Umweltschutz ist ein Unternehmensziel der deutschen Flughäfen - er muss jedoch einen fairen Interessenausgleich für alle Beteiligten sicherstellen
- Die Novellierung des Fluglärmgesetzes ist auch in der neuen Legislaturperiode dringend geboten. Sie muss den Schutzbedürfnissen der Anwohner bestehender Flughäfen Rechnung tragen. Um zukünftige Nutzungskonflikte zu vermeiden, muss insbesondere eine wirksame Siedlungssteuerung eingeführt werden.
- Neben dem Fluglärmgesetz ist auch das Luftverkehrsgesetz zu überarbeiten, um für die Flughäfen Rechts- und Planungssicherheit bei Ausbaumaßnahmen zu schaffen.
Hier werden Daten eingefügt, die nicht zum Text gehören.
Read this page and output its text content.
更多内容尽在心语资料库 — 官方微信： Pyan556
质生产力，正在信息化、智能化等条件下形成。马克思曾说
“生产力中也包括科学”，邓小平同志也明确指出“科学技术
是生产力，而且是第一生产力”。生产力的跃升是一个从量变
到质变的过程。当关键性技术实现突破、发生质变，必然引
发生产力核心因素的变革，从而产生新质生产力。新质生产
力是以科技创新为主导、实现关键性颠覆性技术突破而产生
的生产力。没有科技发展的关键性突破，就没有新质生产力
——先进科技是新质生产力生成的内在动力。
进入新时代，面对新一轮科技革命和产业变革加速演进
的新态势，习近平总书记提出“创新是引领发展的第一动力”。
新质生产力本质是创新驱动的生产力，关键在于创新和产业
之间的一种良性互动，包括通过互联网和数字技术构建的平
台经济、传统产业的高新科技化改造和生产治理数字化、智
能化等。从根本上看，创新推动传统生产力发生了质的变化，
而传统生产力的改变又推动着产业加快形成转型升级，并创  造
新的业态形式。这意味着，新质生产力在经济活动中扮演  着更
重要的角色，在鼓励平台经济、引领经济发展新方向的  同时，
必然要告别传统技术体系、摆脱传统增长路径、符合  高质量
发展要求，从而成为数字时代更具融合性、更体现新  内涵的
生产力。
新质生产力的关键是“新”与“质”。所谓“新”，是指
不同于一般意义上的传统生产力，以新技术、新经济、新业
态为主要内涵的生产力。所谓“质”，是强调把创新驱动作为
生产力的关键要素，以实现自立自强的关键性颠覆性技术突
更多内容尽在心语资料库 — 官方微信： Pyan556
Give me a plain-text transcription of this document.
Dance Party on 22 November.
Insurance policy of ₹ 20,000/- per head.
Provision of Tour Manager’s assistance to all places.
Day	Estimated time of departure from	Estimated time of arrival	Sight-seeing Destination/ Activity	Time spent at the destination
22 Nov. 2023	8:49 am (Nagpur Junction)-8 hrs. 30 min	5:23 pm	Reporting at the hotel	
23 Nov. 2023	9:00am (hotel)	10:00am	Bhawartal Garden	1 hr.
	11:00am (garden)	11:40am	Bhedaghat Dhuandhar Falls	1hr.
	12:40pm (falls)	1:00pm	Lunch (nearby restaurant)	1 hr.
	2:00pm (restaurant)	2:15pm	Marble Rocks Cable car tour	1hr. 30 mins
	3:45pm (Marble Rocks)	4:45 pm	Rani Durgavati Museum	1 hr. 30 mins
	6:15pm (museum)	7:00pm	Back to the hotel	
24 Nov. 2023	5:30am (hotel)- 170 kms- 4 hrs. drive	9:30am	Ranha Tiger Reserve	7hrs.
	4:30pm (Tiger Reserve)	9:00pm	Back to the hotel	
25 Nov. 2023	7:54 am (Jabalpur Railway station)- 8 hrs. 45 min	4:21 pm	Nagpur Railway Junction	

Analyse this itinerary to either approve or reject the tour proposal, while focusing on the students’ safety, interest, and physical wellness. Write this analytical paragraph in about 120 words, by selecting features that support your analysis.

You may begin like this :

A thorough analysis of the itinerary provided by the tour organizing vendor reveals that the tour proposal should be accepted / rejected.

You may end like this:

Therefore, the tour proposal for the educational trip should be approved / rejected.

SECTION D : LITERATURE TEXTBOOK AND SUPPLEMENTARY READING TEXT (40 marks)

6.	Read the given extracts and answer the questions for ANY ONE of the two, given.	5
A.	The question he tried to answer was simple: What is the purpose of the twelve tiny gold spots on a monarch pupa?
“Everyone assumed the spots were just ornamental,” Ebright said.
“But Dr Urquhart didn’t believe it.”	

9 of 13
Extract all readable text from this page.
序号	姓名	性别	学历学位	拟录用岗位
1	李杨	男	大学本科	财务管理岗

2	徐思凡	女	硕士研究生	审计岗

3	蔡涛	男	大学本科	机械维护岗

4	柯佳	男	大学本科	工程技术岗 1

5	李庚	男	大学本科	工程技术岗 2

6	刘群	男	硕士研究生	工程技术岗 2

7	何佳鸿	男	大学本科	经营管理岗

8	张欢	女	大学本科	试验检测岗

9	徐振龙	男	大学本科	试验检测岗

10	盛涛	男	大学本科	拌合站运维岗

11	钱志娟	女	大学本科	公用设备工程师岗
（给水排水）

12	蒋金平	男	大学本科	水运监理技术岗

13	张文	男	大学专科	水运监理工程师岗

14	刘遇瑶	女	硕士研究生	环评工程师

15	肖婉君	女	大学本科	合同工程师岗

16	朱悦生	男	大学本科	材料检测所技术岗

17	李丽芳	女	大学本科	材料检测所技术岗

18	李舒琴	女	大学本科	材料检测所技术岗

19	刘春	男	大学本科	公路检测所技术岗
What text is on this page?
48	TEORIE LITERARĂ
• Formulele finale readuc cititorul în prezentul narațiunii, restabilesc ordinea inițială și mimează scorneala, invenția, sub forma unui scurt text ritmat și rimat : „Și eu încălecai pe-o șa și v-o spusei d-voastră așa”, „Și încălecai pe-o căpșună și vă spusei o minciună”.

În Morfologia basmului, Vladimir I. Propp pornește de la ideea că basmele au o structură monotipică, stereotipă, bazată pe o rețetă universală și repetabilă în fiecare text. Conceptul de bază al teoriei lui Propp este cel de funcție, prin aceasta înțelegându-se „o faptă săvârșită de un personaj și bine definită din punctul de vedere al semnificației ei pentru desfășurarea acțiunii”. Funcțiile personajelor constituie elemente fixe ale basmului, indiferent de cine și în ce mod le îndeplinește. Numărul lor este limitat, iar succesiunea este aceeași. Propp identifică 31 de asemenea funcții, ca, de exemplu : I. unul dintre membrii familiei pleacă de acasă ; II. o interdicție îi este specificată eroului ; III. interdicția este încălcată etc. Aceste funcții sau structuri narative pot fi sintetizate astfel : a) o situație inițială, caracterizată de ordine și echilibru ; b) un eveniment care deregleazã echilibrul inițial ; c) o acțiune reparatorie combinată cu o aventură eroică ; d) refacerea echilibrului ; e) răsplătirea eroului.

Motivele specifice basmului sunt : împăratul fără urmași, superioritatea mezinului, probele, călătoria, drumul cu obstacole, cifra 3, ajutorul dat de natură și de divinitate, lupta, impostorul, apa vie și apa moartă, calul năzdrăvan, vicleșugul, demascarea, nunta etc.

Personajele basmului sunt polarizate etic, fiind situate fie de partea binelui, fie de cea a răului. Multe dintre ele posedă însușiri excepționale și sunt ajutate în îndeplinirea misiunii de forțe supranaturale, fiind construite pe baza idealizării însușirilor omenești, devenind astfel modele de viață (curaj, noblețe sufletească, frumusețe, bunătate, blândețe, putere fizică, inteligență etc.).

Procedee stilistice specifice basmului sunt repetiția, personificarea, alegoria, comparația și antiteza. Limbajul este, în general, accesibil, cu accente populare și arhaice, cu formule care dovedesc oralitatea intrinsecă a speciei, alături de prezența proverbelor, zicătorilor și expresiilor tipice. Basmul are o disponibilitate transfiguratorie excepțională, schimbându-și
Insbesondere sind hier verbindliche Zumutbarkeitskriterien für Fluglärm festzulegen, um langwierige Planungs- und Gerichtsverfahren zu verkürzen.
- Eine Einbeziehung des Luftverkehrs in den Emissionshandel muss ein Teil einer Gesamtstrategie zur Minderung der Klimawirkungen des Luftverkehrs sein, zu der auch die Förderung von Forschung und Technologie sowie ein nachfragegerechter Ausbau der Infrastruktur gehören.
- Der Luftverkehr trägt seine Wegekosten selbst und finanziert diese über Gebühren und Entgelte. Systemfremde zusätzliche Steuern und Abgaben wie z.B. eine Kerosinsteuer sind als Steuerungsinstrumente weitgehend unwirksam, denn sie dienen nicht dem Umweltschutz, sondern verzerren den weltweiten Wettbewerb im Luftverkehr.
Die Flughafeninfrastruktur stößt in Deutschland an ihre Grenzen - ihr nachfrage-gerechter Ausbau schafft neue Arbeitsplätze
- Das Flughafenkonzept der Bundesregierung sollte weiterentwickelt werden, um einen nachfragegerechten und koordinierten Ausbau der Flughafeninfrastruktur zu erreichen.
- Durch die Verlängerung der Gültigkeit des Verkehrswegeplanungsbeschleunigungsgesetzes sowie eine Ausweitung seines Geltungsbereichs auf Flughäfen kann die Planung von Flughafenerweiterungen entscheidend vereinfacht und beschleunigt werden. Um eine Überlastung des Bundesverwaltungsgerichts zu vermeiden, sollten jedoch zwei Gerichtsinstanzen vorgesehen werden.
- Die zukünftige Verkehrspolitik muss für eine noch bessere Vernetzung aller Verkehrsträger Sorge tragen. Deshalb hat eine leistungsfähige Anbindung der Flughäfen an das Straßen- und vor allem das Schienennetz aus Sicht der deutschen Verkehrsflughäfen oberste Priorität.